In today’s Paris, cutting-edge art, culture and cuisine
With a dedicated art concierge, an onsite contemporary gallery, an auction space and an art bookstore, Le Royal Monceau, located near the Arc de Triomphe, is the perfect home base for a Paris art weekend. Originally opened in 1928, the hotel has hosted everyone from Walt Disney to Coco Chanel, and received a new lease on life in 2010 courtesy of a Philippe Starck makeover. Have the concierge arrange for you to hang out with street artists in the up-and-coming Belleville neighbourhood; create walking tours of gallery districts such as Montparnasse; and hook you up with private after-hours visits to contemporary museums such as the Pompidou.
No longer simply spots for art-weary tourists to take a break, gallery and museum restaurants in Paris have become foodie destinations in their own right. The latest to get notice is Monsieur Bleu, which opened in May 2013 in the Palais de Tokyo’s new wing. Perched above the quays of the Seine, with sweeping views of the Eiffel Tower, the restaurant features modernist lines in black, white, jade and chartreuse. Chef Benjamin Masson’s menu mixes brasserie fare – steak tartare, frogs’ legs – with haute comfort food (lobster rolls, anyone?) for the late-night set that flock in for cocktails and DJ sets until 2 am.

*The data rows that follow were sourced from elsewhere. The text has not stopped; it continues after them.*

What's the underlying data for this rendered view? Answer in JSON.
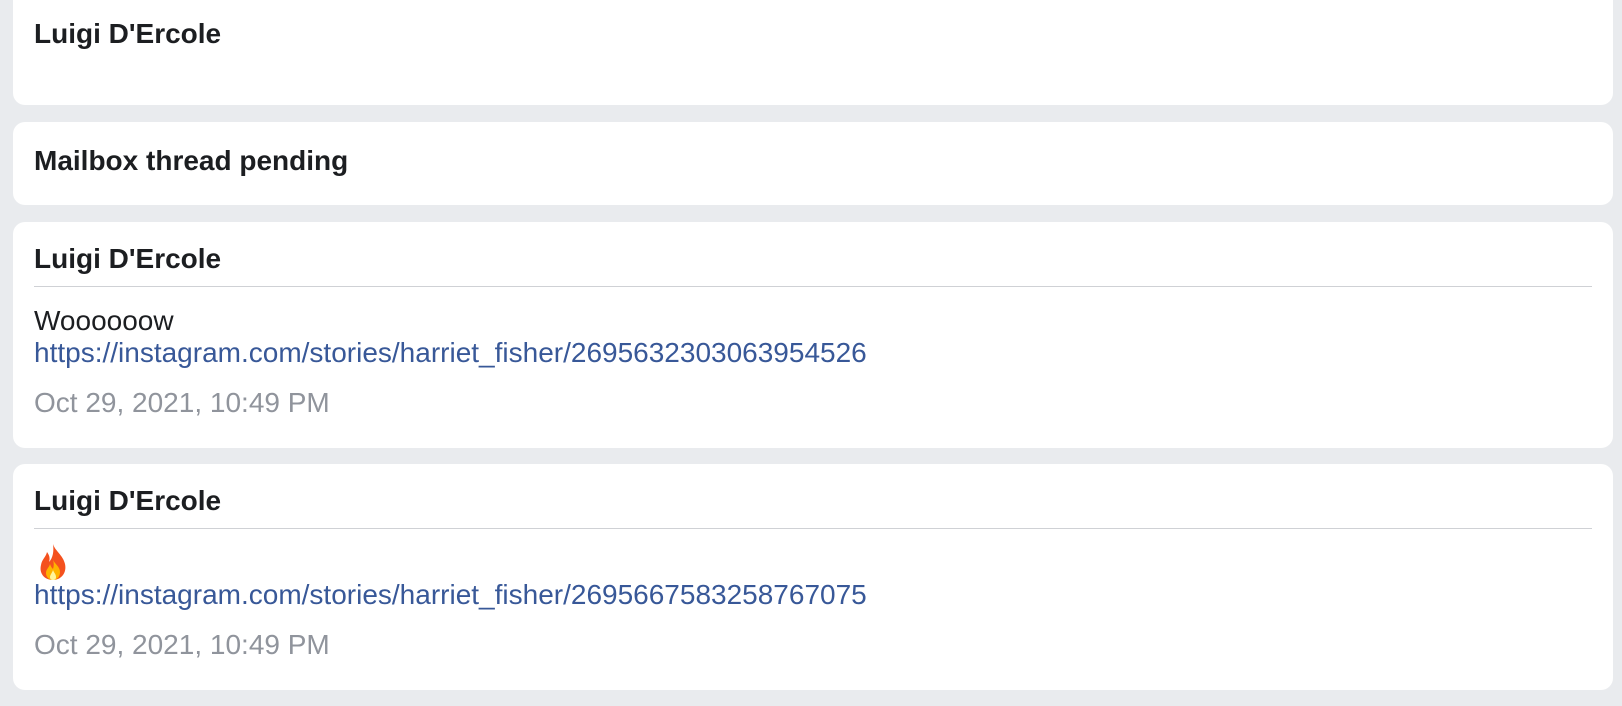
{
  "thread_header": {
    "sender": "Luigi D'Ercole"
  },
  "status_card": {
    "text": "Mailbox thread pending"
  },
  "messages": [
    {
      "sender": "Luigi D'Ercole",
      "text": "Woooooow",
      "link": "https://instagram.com/stories/harriet_fisher/2695632303063954526",
      "timestamp": "Oct 29, 2021, 10:49 PM"
    },
    {
      "sender": "Luigi D'Ercole",
      "emoji": "fire-icon",
      "link": "https://instagram.com/stories/harriet_fisher/2695667583258767075",
      "timestamp": "Oct 29, 2021, 10:49 PM"
    }
  ],
  "colors": {
    "background": "#e9ebee",
    "card": "#ffffff",
    "text": "#1c1e21",
    "link": "#385898",
    "timestamp": "#90949c",
    "divider": "#cfd1d5"
  }
}
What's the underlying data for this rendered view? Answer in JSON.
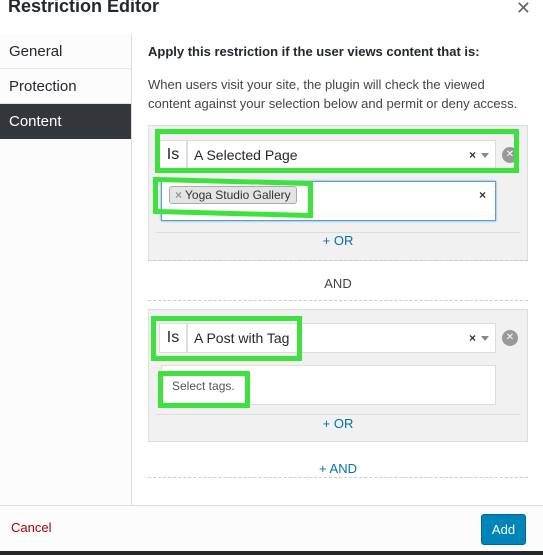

Recover the next day over the city’s latest brunch obsession, Le Bal Café near the Place de Clichy. Alice Trattle, formerly of London’s Michelin-starred St John restaurant, opened up this chic neo-Brit spot in the Le Bal photography and cultural centre in 2012. For brunch, try a traditional fry-up with grilled onions, thick-cut bacon, eggs and scones. Or opt for lunch fare such as woodpigeon with beets, followed by stichelton cheese with fresh biscuits and chutney or a homemade cheesecake. Trust us, it’s a work of art.